Historians challenge depiction of LBJ in 'Selma'

Screenshot 2015-01-05 13.43.02


(Photo Credit:  Atsushi Nishijima – © 2014 Paramount Pictures. All Rights Reserved.)

As the accolades continue to roll in for Ava DuVernay’s Selma, some historians are taking exception to the buzzworthy film’s depiction of President Lyndon B. Johnson.


In a recent New York Times article, author Diane McWhorter (Carry Me Home: Birmingham, Alabama: The Climactic Battle of the Civil Rights Revolution) says DuVernay got Johnson’s stance on the Selma protests wrong.

“Everybody has to take license in movies like this, and it can be hard for nitpickers like me to suspend nitpicking,” McWhorter wrote in the article. “But with the portrayal of L.B.J., I kept thinking, ‘Not only is this not true, it’s the opposite of the truth.’ ”


A former aide to President Johnson told The Washington Post that unlike what was presented in the film, Johnson considered Dr.
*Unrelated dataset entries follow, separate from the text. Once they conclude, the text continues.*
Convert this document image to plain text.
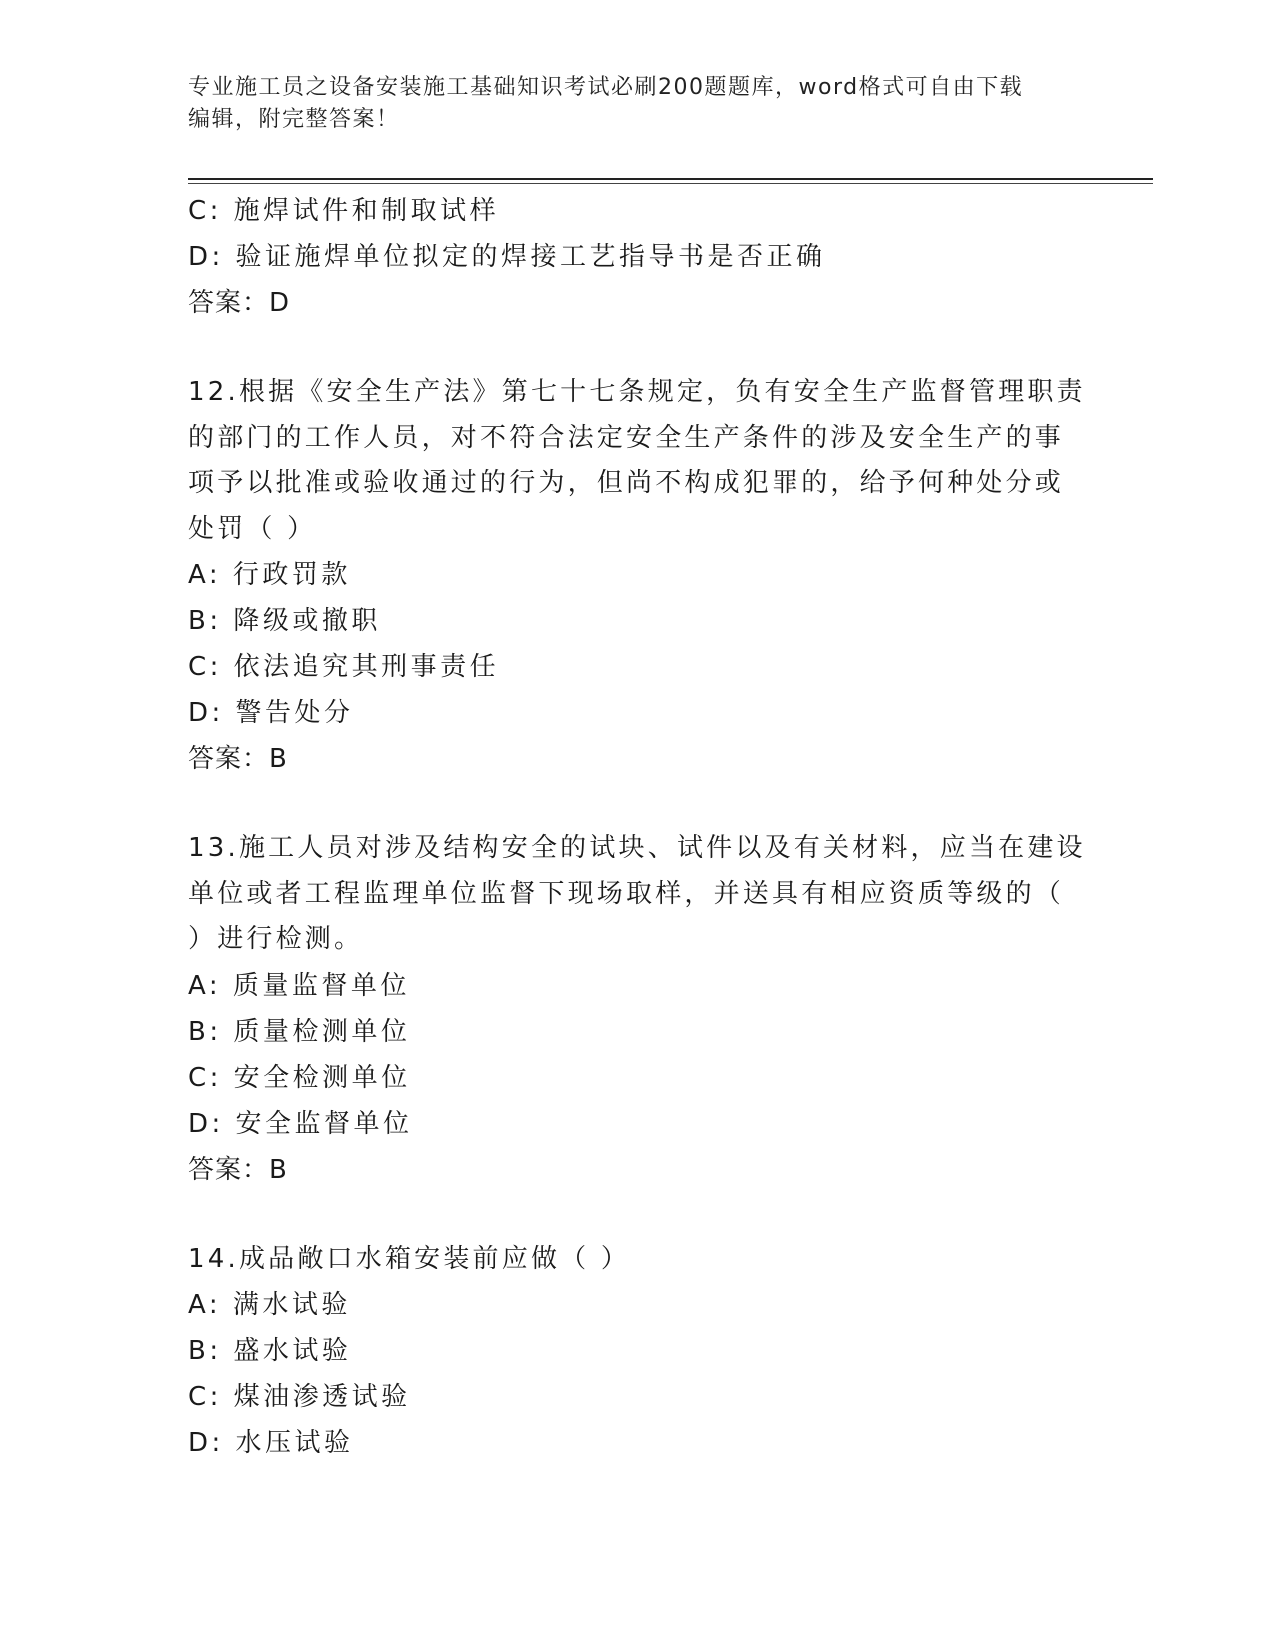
专业施工员之设备安装施工基础知识考试必刷200题题库，word格式可自由下载
编辑，附完整答案！
C: 施焊试件和制取试样
D: 验证施焊单位拟定的焊接工艺指导书是否正确
答案：D
12.根据《安全生产法》第七十七条规定，负有安全生产监督管理职责
的部门的工作人员，对不符合法定安全生产条件的涉及安全生产的事
项予以批准或验收通过的行为，但尚不构成犯罪的，给予何种处分或
处罚（ ）
A: 行政罚款
B: 降级或撤职
C: 依法追究其刑事责任
D: 警告处分
答案：B
13.施工人员对涉及结构安全的试块、试件以及有关材料，应当在建设
单位或者工程监理单位监督下现场取样，并送具有相应资质等级的（
）进行检测。
A: 质量监督单位
B: 质量检测单位
C: 安全检测单位
D: 安全监督单位
答案：B
14.成品敞口水箱安装前应做（ ）
A: 满水试验
B: 盛水试验
C: 煤油渗透试验
D: 水压试验
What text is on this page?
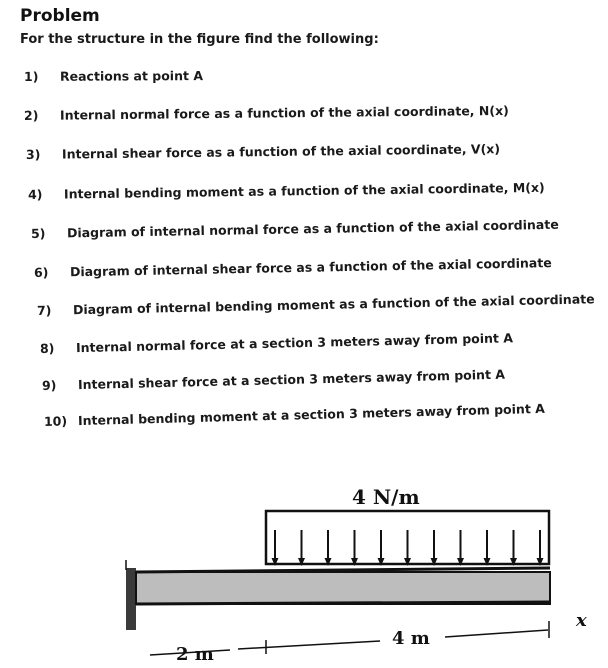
Problem
For the structure in the figure find the following:
1) Reactions at point A
2) Internal normal force as a function of the axial coordinate, N(x)
3) Internal shear force as a function of the axial coordinate, V(x)
4) Internal bending moment as a function of the axial coordinate, M(x)
5) Diagram of internal normal force as a function of the axial coordinate
6) Diagram of internal shear force as a function of the axial coordinate
7) Diagram of internal bending moment as a function of the axial coordinate
8) Internal normal force at a section 3 meters away from point A
9) Internal shear force at a section 3 meters away from point A
10) Internal bending moment at a section 3 meters away from point A
4 N/m
2 m
4 m
x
King an ally, and it was Johnson who conceived the idea of marching in Selma.

“Selma was LBJ’s idea,” said Joseph Califano, former Johnson domestic policy aide. “He considered the Voting Rights Act his greatest legislative achievement, he viewed King as an essential partner in getting it enacted — and he didn’t use the FBI to disparage him.”

Califano says there’s a transcript of a phone call between King and Johnson in which the president suggests strategies to be used to drum up support among whites for the voting rights bill by looking for “the worst condition that you run into” in the South. Johnson is said to have wanted images of “racial brutality” to send to media outlets, but the film credits the idea to Dr. King. Califano also asserts that Johnson had nothing to do with J. Edgar Hoover’s FBI witchhunt of King.

Civil rights leader and former NAACP Chairman Julian Bond, who has given overall praise for the movie, also noted some inaccuracies in President Johnson’s portrayal.

“He did support King’s fight for voting rights. He probably is the best civil rights president America has ever had. The best. Absolute best,” Bond told CBS news. “I think the movie people wanted Dr. King to have an antagonist. Why not have it be LBJ?”

DuVernay discussed the controversy on Twitter, writing in part that the “notion that Selma was LBJ’s idea is jaw dropping and offensive” to Blacks and all involved with the Civil Rights Movement.

Selma opens in theaters nationwide on Friday, Jan. 9.